In January 2001, GV re-applied for CPP and was subsequently denied. RAINET requested a hearing before a Review Tribunal via teleconference. A huge battle ensued. The Office of the Commissioner of Review Tribunals insisted that the hearing be held at a location suitable for the Tribunal without regard or intent to accommodate the special needs of the appellant.
November 2001 RAINET wrote to the Commissioner's office and informed them that provided each of the panel members agreed to comply with very strict requirements, a hearing could be held at GV' s home. However, finally, the Commissioner's office agreed to a teleconference.
March 2002, a hearing was held before a Review Tribunal in Toronto, with GV participating via teleconference. Senator Sparrow attended as an observer.
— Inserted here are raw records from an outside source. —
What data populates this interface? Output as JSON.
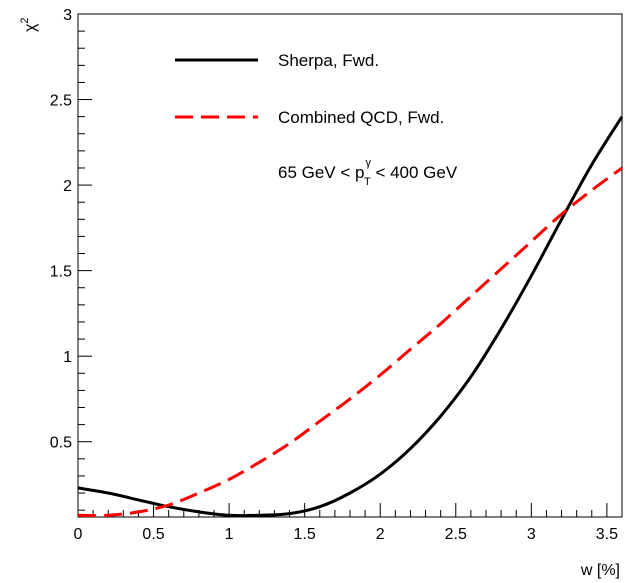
{
  "chart_data": {
    "type": "line",
    "xlabel": "w [%]",
    "ylabel_base": "χ",
    "ylabel_sup": "2",
    "xlim": [
      0,
      3.6
    ],
    "ylim": [
      0.06,
      3
    ],
    "x_ticks": [
      0,
      0.5,
      1,
      1.5,
      2,
      2.5,
      3,
      3.5
    ],
    "x_tick_labels": [
      "0",
      "0.5",
      "1",
      "1.5",
      "2",
      "2.5",
      "3",
      "3.5"
    ],
    "y_ticks": [
      0.5,
      1,
      1.5,
      2,
      2.5,
      3
    ],
    "y_tick_labels": [
      "0.5",
      "1",
      "1.5",
      "2",
      "2.5",
      "3"
    ],
    "series": [
      {
        "name": "Sherpa, Fwd.",
        "color": "#000000",
        "dash": "solid",
        "x": [
          0,
          0.2,
          0.4,
          0.6,
          0.8,
          1.0,
          1.2,
          1.4,
          1.6,
          1.8,
          2.0,
          2.2,
          2.4,
          2.6,
          2.8,
          3.0,
          3.2,
          3.4,
          3.6
        ],
        "y": [
          0.23,
          0.2,
          0.16,
          0.12,
          0.09,
          0.07,
          0.07,
          0.08,
          0.12,
          0.2,
          0.31,
          0.46,
          0.65,
          0.88,
          1.16,
          1.47,
          1.8,
          2.12,
          2.4
        ]
      },
      {
        "name": "Combined QCD, Fwd.",
        "color": "#ff0000",
        "dash": "dashed",
        "x": [
          0,
          0.2,
          0.4,
          0.6,
          0.8,
          1.0,
          1.2,
          1.4,
          1.6,
          1.8,
          2.0,
          2.2,
          2.4,
          2.6,
          2.8,
          3.0,
          3.2,
          3.4,
          3.6
        ],
        "y": [
          0.07,
          0.07,
          0.09,
          0.13,
          0.2,
          0.28,
          0.38,
          0.49,
          0.62,
          0.75,
          0.89,
          1.04,
          1.19,
          1.35,
          1.51,
          1.67,
          1.83,
          1.97,
          2.1
        ]
      }
    ],
    "annotation": {
      "prefix": "65 GeV < p",
      "sub": "T",
      "sup": "γ",
      "suffix": " < 400 GeV"
    }
  }
}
In this case, Section 84(2) of the CPP Act applies and the Appellant must satisfy the Review Tribunal that he/she has New Facts The new facts provided were found in the written response of Dr. J. M. MacDonald, Senior Medical Advisor to the HRDC dated February 24, 1999.
"As a medical advisor, who has appeared regularly before the PAB for 10 years, it would be my opinion that she has already made her case
The file containing this memo was obtained under the Access to Information and Privacy Act. It should also be noted that numerous letters had been sent to and received from the Minister's office concerning this matter and the response that Dr. MacDonald gave was in response to an inquiry from the Ministerial Inquiries Unit. So it appears that the Ministry ignored the advice of its own senior medical advisor and continue to deny GV her benefits!
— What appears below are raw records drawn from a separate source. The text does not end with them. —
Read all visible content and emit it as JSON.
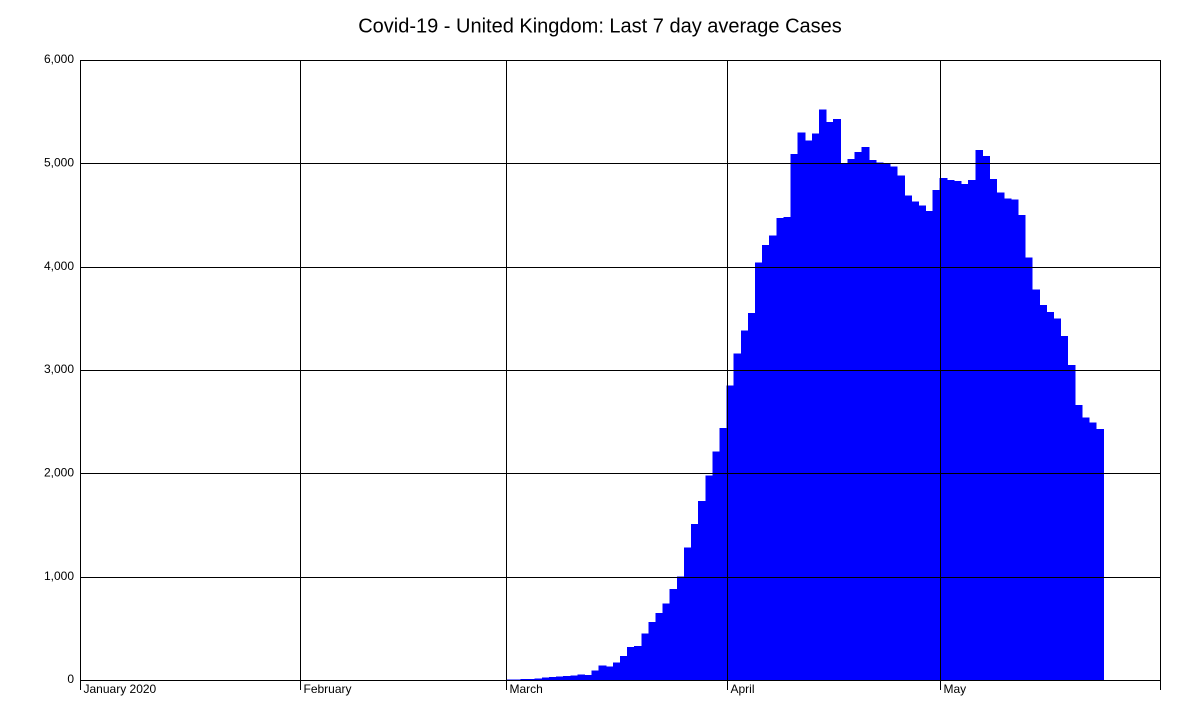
{
  "chart_data": {
    "type": "bar",
    "title": "Covid-19 - United Kingdom: Last 7 day average Cases",
    "x": [
      60,
      61,
      62,
      63,
      64,
      65,
      66,
      67,
      68,
      69,
      70,
      71,
      72,
      73,
      74,
      75,
      76,
      77,
      78,
      79,
      80,
      81,
      82,
      83,
      84,
      85,
      86,
      87,
      88,
      89,
      90,
      91,
      92,
      93,
      94,
      95,
      96,
      97,
      98,
      99,
      100,
      101,
      102,
      103,
      104,
      105,
      106,
      107,
      108,
      109,
      110,
      111,
      112,
      113,
      114,
      115,
      116,
      117,
      118,
      119,
      120,
      121,
      122,
      123,
      124,
      125,
      126,
      127,
      128,
      129,
      130,
      131,
      132,
      133,
      134,
      135,
      136,
      137,
      138,
      139,
      140,
      141,
      142,
      143
    ],
    "values": [
      3,
      4,
      8,
      12,
      16,
      22,
      28,
      33,
      38,
      45,
      52,
      50,
      90,
      140,
      130,
      170,
      230,
      320,
      330,
      450,
      560,
      650,
      740,
      880,
      1000,
      1280,
      1510,
      1730,
      1980,
      2210,
      2440,
      2850,
      3160,
      3380,
      3550,
      4040,
      4210,
      4300,
      4470,
      4480,
      5090,
      5300,
      5220,
      5290,
      5520,
      5400,
      5430,
      5000,
      5040,
      5110,
      5160,
      5030,
      5010,
      5000,
      4970,
      4880,
      4690,
      4630,
      4590,
      4540,
      4740,
      4860,
      4840,
      4830,
      4800,
      4840,
      5130,
      5070,
      4850,
      4720,
      4660,
      4650,
      4500,
      4090,
      3780,
      3630,
      3560,
      3500,
      3330,
      3050,
      2660,
      2540,
      2490,
      2430
    ],
    "color": "#0000ff",
    "xlim": [
      0,
      152
    ],
    "xticks": [
      {
        "value": 0,
        "label": "January 2020"
      },
      {
        "value": 31,
        "label": "February"
      },
      {
        "value": 60,
        "label": "March"
      },
      {
        "value": 91,
        "label": "April"
      },
      {
        "value": 121,
        "label": "May"
      }
    ],
    "ylim": [
      0,
      6000
    ],
    "yticks": [
      0,
      {
        "value": 1000,
        "label": "1,000"
      },
      {
        "value": 2000,
        "label": "2,000"
      },
      {
        "value": 3000,
        "label": "3,000"
      },
      {
        "value": 4000,
        "label": "4,000"
      },
      {
        "value": 5000,
        "label": "5,000"
      },
      {
        "value": 6000,
        "label": "6,000"
      }
    ],
    "grid": true
  }
}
June 14, 2002 In its decision, the Review Tribunal stated:
"..when a person believes that a Tribunal has made an incorrect decision, it is not appropriate simply to file a new application. Rather, the person should gather new facts, usually of a medical nature which s/he believes would compel a different decision, and then make application under Subsection 84(2) for a rescission or an amendment of the original decision.
All along the way, adjudicators are proceeding from the assumption that the first analysis of the case is thorough and correct. The fact is, that thorough does not include appropriate explanations for findings in direct opposition to the medical advice being followed. Correct does not include interpretations of the Act that are in direct opposition to direction from a Federal Court of Appeal.
Each level of this costly, protracted, appeal, continues to place the onus of submitting more proof of the same order that has already been disingenuously misrepresented back squarely upon the sick and suffering and disabled Appellant. Could this conduct indicate another taxpayer rip-off, paying some fiend to lie, act above the law, collude to increase the purse of special interest legal and medical groups, and add insult to injury by treating a sick, suffering, disabled person in such a cruel and unusual way? May be if a pattern can be shown.